Earlier in the day, Trump said in his inaugural address that “instead of taxing our citizens to enrich other countries, we will tariff and tax foreign countries to enrich our citizens.” He stopped short of mentioning specific countries as tariff targets.

His off-the-cuff comments, though, were aimed at two allies vital for US energy imports and auto supply chains. Any volley of new border taxes threatens to set off a trade war among the signatories of the US-Mexico-Canada Agreement, the successor to Nafta negotiated at Trump’s insistence during his first term. The pact governed the flow of $1.8 trillion in goods and services trade, based on 2022 data.

Both Canada and Mexico have said they’d retaliate against American goods if Trump slaps tariffs on them. The USMCA is up for review in 2026.

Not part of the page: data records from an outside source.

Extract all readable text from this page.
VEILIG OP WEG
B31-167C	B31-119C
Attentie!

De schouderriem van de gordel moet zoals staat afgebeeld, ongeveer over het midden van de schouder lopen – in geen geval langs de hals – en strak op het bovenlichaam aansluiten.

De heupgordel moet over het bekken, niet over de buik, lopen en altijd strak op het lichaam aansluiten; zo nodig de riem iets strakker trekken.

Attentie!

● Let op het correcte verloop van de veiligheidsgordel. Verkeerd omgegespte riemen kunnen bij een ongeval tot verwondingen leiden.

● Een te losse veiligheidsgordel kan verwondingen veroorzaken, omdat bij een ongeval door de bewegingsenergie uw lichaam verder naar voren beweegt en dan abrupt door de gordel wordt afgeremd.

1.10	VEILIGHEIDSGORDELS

“Canada’s a very bad abuser,” Trump said, complaining about the current of fentanyl and migrants across the northern US border.

The Canadian dollar and Mexican peso, which had rallied earlier Monday on signs Trump would hold off from immediately imposing sweeping tariffs, fell as much as 1.4% each against the greenback on the news. Bloomberg’s dollar gauge rose as much as 0.7%, the most since Dec. 18.

Betting on the greenback has become one of Wall Street’s favored trades for investors anticipating that an expansion of tariffs will crimp global growth, lift US inflation and potentially cause the Federal Reserve to refrain from lowering borrowing costs — all of which would support the US currency.

There was some relief in Chinese markets as Trump fell short of announcing immediate levies against the world’s second-largest economy. An index of Chinese stocks traded in Hong Kong rose 1%, while gauges in the mainland fluctuated. The offshore yuan slipped 0.2%, but held on to most of its Monday rally.